- Kategori
- Gündelik Yaşam
Sıkılganlar cemiyeti...

"Kasa kasa dizilip turuncuya boyanmış portakallar kadar sıkıldım!" diyor bir arkadaşım. "Neden?" diyorum, "Bilmiyorum" diyor, "Sürekli sıkılıyorum.". Sonra kendime bakıyorum, durum hiç de farklı değil! Sürekli birşeyler yapıyorum ama hala sıkılıyorum! Sıkıldıkça daha az tat alıyor, daha az tat aldıkça daha çok sıkılıyorum! Nereye kadar peki? Biz daha ne kadar sıkılacağız?
Okumaktan sıkılıyorum, yazmaktan sıkılıyorum, gezmekten, gülmekten; sohbetlerden, internetten, kedilerimden, kitaplarımdan, amaçlarımdan, işimden, okulumdan, bir türlü başlayamadığım tezimden, kıyafetlerimden, sabahları börek aldığım simit evinden, sigaramdan, bilgisayarımdan, odamdan, evimden, şehrimden, memleketimden... Herşeyimden sıkılıyorum!

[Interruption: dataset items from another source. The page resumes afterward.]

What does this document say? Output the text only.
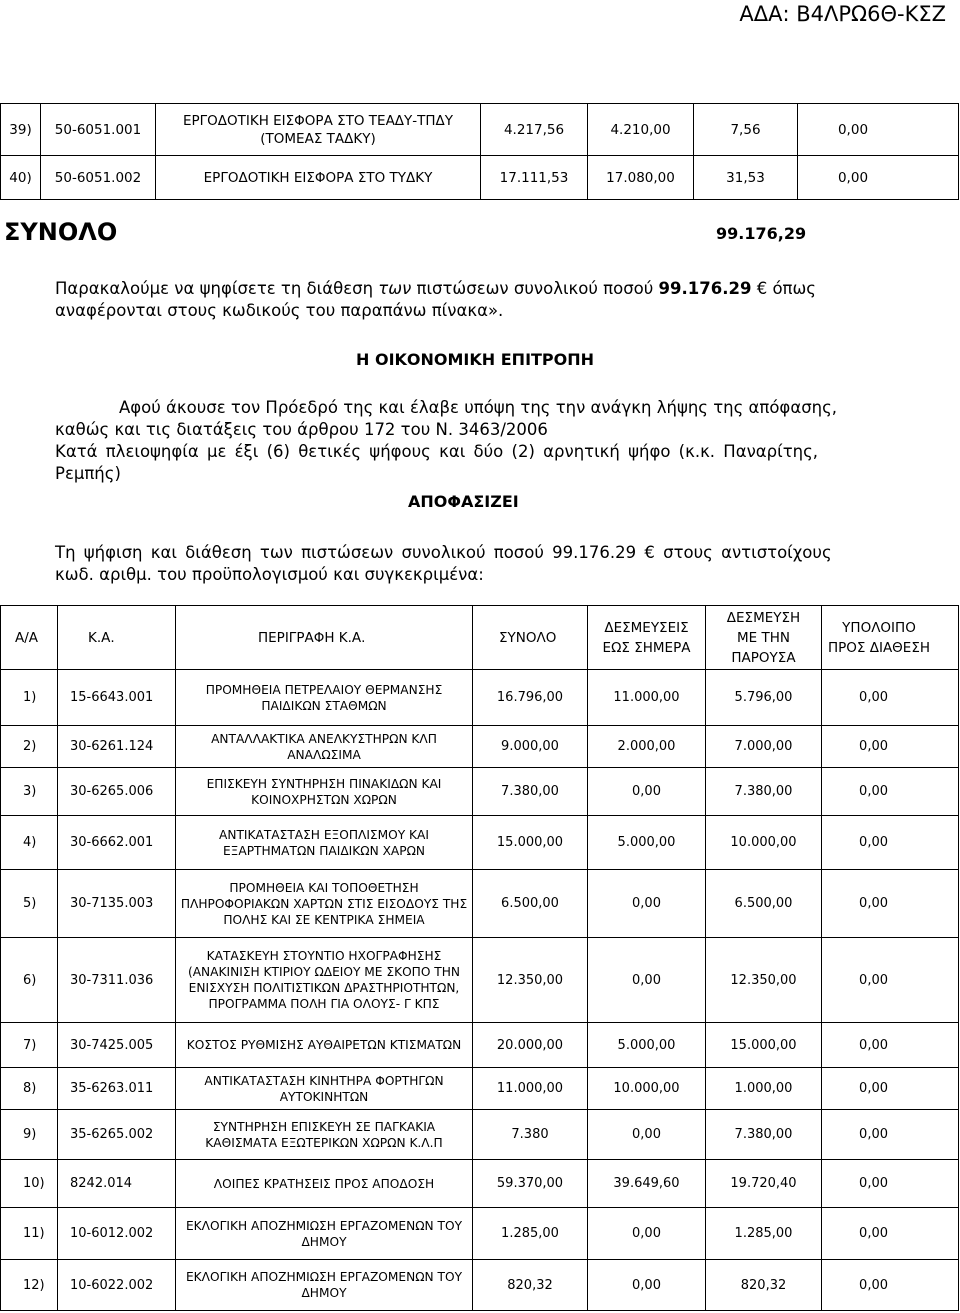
ΑΔΑ: Β4ΛΡΩ6Θ-ΚΣΖ
39)	50-6051.001	ΕΡΓΟΔΟΤΙΚΗ ΕΙΣΦΟΡΑ ΣΤΟ ΤΕΑΔΥ-ΤΠΔΥ (ΤΟΜΕΑΣ ΤΑΔΚΥ)	4.217,56	4.210,00	7,56	0,00
40)	50-6051.002	ΕΡΓΟΔΟΤΙΚΗ ΕΙΣΦΟΡΑ ΣΤΟ ΤΥΔΚΥ	17.111,53	17.080,00	31,53	0,00
ΣΥΝΟΛΟ	99.176,29
Παρακαλούμε να ψηφίσετε τη διάθεση των πιστώσεων συνολικού ποσού 99.176.29 € όπως
αναφέρονται στους κωδικούς του παραπάνω πίνακα».
Η ΟΙΚΟΝΟΜΙΚΗ ΕΠΙΤΡΟΠΗ
Αφού άκουσε τον Πρόεδρό της και έλαβε υπόψη της την ανάγκη λήψης της απόφασης,
καθώς και τις διατάξεις του άρθρου 172 του Ν. 3463/2006
Κατά πλειοψηφία με έξι (6) θετικές ψήφους και δύο (2) αρνητική ψήφο (κ.κ. Παναρίτης,
Ρεμπής)
ΑΠΟΦΑΣΙΖΕΙ
Τη ψήφιση και διάθεση των πιστώσεων συνολικού ποσού 99.176.29 € στους αντιστοίχους
κωδ. αριθμ. του προϋπολογισμού και συγκεκριμένα:
Α/Α	Κ.Α.	ΠΕΡΙΓΡΑΦΗ Κ.Α.	ΣΥΝΟΛΟ	ΔΕΣΜΕΥΣΕΙΣ ΕΩΣ ΣΗΜΕΡΑ	ΔΕΣΜΕΥΣΗ ΜΕ ΤΗΝ ΠΑΡΟΥΣΑ	ΥΠΟΛΟΙΠΟ ΠΡΟΣ ΔΙΑΘΕΣΗ
1)	15-6643.001	ΠΡΟΜΗΘΕΙΑ ΠΕΤΡΕΛΑΙΟΥ ΘΕΡΜΑΝΣΗΣ ΠΑΙΔΙΚΩΝ ΣΤΑΘΜΩΝ	16.796,00	11.000,00	5.796,00	0,00
2)	30-6261.124	ΑΝΤΑΛΛΑΚΤΙΚΑ ΑΝΕΛΚΥΣΤΗΡΩΝ ΚΛΠ ΑΝΑΛΩΣΙΜΑ	9.000,00	2.000,00	7.000,00	0,00
3)	30-6265.006	ΕΠΙΣΚΕΥΗ ΣΥΝΤΗΡΗΣΗ ΠΙΝΑΚΙΔΩΝ ΚΑΙ ΚΟΙΝΟΧΡΗΣΤΩΝ ΧΩΡΩΝ	7.380,00	0,00	7.380,00	0,00
4)	30-6662.001	ΑΝΤΙΚΑΤΑΣΤΑΣΗ ΕΞΟΠΛΙΣΜΟΥ ΚΑΙ ΕΞΑΡΤΗΜΑΤΩΝ ΠΑΙΔΙΚΩΝ ΧΑΡΩΝ	15.000,00	5.000,00	10.000,00	0,00
5)	30-7135.003	ΠΡΟΜΗΘΕΙΑ ΚΑΙ ΤΟΠΟΘΕΤΗΣΗ ΠΛΗΡΟΦΟΡΙΑΚΩΝ ΧΑΡΤΩΝ ΣΤΙΣ ΕΙΣΟΔΟΥΣ ΤΗΣ ΠΟΛΗΣ ΚΑΙ ΣΕ ΚΕΝΤΡΙΚΑ ΣΗΜΕΙΑ	6.500,00	0,00	6.500,00	0,00
6)	30-7311.036	ΚΑΤΑΣΚΕΥΗ ΣΤΟΥΝΤΙΟ ΗΧΟΓΡΑΦΗΣΗΣ (ΑΝΑΚΙΝΙΣΗ ΚΤΙΡΙΟΥ ΩΔΕΙΟΥ ΜΕ ΣΚΟΠΟ ΤΗΝ ΕΝΙΣΧΥΣΗ ΠΟΛΙΤΙΣΤΙΚΩΝ ΔΡΑΣΤΗΡΙΟΤΗΤΩΝ, ΠΡΟΓΡΑΜΜΑ ΠΟΛΗ ΓΙΑ ΟΛΟΥΣ- Γ ΚΠΣ	12.350,00	0,00	12.350,00	0,00
7)	30-7425.005	ΚΟΣΤΟΣ ΡΥΘΜΙΣΗΣ ΑΥΘΑΙΡΕΤΩΝ ΚΤΙΣΜΑΤΩΝ	20.000,00	5.000,00	15.000,00	0,00
8)	35-6263.011	ΑΝΤΙΚΑΤΑΣΤΑΣΗ ΚΙΝΗΤΗΡΑ ΦΟΡΤΗΓΩΝ ΑΥΤΟΚΙΝΗΤΩΝ	11.000,00	10.000,00	1.000,00	0,00
9)	35-6265.002	ΣΥΝΤΗΡΗΣΗ ΕΠΙΣΚΕΥΗ ΣΕ ΠΑΓΚΑΚΙΑ ΚΑΘΙΣΜΑΤΑ ΕΞΩΤΕΡΙΚΩΝ ΧΩΡΩΝ Κ.Λ.Π	7.380	0,00	7.380,00	0,00
10)	8242.014	ΛΟΙΠΕΣ ΚΡΑΤΗΣΕΙΣ ΠΡΟΣ ΑΠΟΔΟΣΗ	59.370,00	39.649,60	19.720,40	0,00
11)	10-6012.002	ΕΚΛΟΓΙΚΗ ΑΠΟΖΗΜΙΩΣΗ ΕΡΓΑΖΟΜΕΝΩΝ ΤΟΥ ΔΗΜΟΥ	1.285,00	0,00	1.285,00	0,00
12)	10-6022.002	ΕΚΛΟΓΙΚΗ ΑΠΟΖΗΜΙΩΣΗ ΕΡΓΑΖΟΜΕΝΩΝ ΤΟΥ ΔΗΜΟΥ	820,32	0,00	820,32	0,00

Modern çağ bize pek çok imkan sundu. Herşey daha kolay şimdi, aynı zamanda daha sıkıcı... Her işi kolayca halledip sıkılmaya bol bol vaktimiz var. Sebep bu mu acaba?
Etrafıma bakıyorum, her yerde binlerce sıkılmış insan var. Bunun binlerce sebebi olsa bile en azından bir çıkış yolu olması gerekmez mi? Hepimiz Mazhar Osmanlık olmadığımıza göre? Enerjimiz mi tükeniyor, yoksa biz mi tükeniyoruz?
Bu yazıdan da sıkıldım, sizi de sıktım! Hoşçakalın.